Zulüm yaratan hipokondri (hypochondria persecutoria; lat. persecutio - zulüm), hastanın başkaları tarafından zulüm gördüğüne ve ilgisini çektiğine ikna olduğu bir tür hipokondridir.
Bu bozuklukta hasta, kendisini zehirlemek, enfeksiyon bulaştırmak veya başka bir şekilde zararlı etkilere maruz bırakmak istediklerine dair takıntılı korkular yaşar. Hasta, küçük bile olsa herhangi bir semptomu korkularının doğrulanması olarak yorumlar. Bu belirtilerin, başkalarının kendisine zarar verme amaçlı kasıtlı eylemlerinden kaynaklandığına inanıyor.
Perseküsyon hipokondrisi olan hastalar genellikle zararlı etkilerin neden olduğu iddia edilen çeşitli semptomlarla ilgili şikayetlerle doktorlara başvururlar. Kapsamlı muayene ve tedavi gerektirirler, ancak kötü niyetten şüphelenerek doktorların reçetelerine ve tavsiyelerine güvenmezler. Bu tür hastaların inançlarını düzeltmek neredeyse imkansızdır.

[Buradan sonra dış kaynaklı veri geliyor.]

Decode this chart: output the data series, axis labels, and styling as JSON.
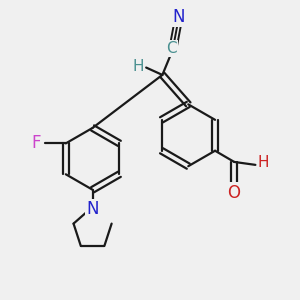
{
  "background_color": "#f0f0f0",
  "bond_color": "#1a1a1a",
  "atom_colors": {
    "C": "#4a9090",
    "H": "#4a9090",
    "F": "#cc44cc",
    "N": "#2222cc",
    "O": "#cc2222"
  },
  "font_size": 11
}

Kalıcı hipokondrinin tedavisi psikoterapiyi ve gerekirse antipsikotik ve antidepresan ilaçlarla ilaç tedavisini içerir. Hastayla güvene dayalı bir ilişki kurmak ve onun sanrısal fikirlerini sürekli olarak çürütmek önemlidir. Yeterli tedavi ile prognoz nispeten olumlu olabilir.
Hypochondria persecodorian (Ippohondriyas persecutorian), çeşitli hastalıklardan ve bunların sonuçlarından sık ve temelsiz korku ve bedensel hastalıkların gelişmesine ilişkin endişeli beklenti ile ilişkili zihinsel bozukluklardan biridir. Bu bozukluğun gelişimi önemli psikolojik sorunlara yol açabilmekte ve bireyin yaşam kalitesini önemli ölçüde etkileyebilmektedir.
Hipokondriyak sanrılar, sahte sanrılar (herhangi bir hastalığın varlığının takıntılı simülasyonu) nedeniyle gelişebileceği gibi, bağımsız olarak gelişip diğer akıl hastalıklarından bağımsız olarak var olabilir, bu da bu formu ayrı bir hastalık (hipokondriyak) olarak ayırt etmeye zorlar. Hastalıkların sınıflandırılmasında
Psödo-hipokondriyak semptomlar, somatik belirtilerin abartılmasının ve hastaların ağrılı duyumlara aktif olarak odaklanmasının kaydedildiği gerçek hipokondriden çok daha yaygındır. Buna göre, iki tür vücut dismorfik bozukluğu vardır: hayali ve gerçek. Psödodismorfofobi, hiperkonogonik bozukluktan, hastaların mevcut olmayan en küçük kusur belirtilerine "makul olmayan bir şekilde" dikkatlerini odakladığı, görünümdeki yumuşatılmış, algılanamayan değişikliklerin daha sık görülmesiyle farklılık gösterir. Bu iki durum arasındaki önemli bir fark, sahte bozuklukların, etkilenen kişinin yaşam kalitesinde önemli bir düşüşe yol açmamasıdır.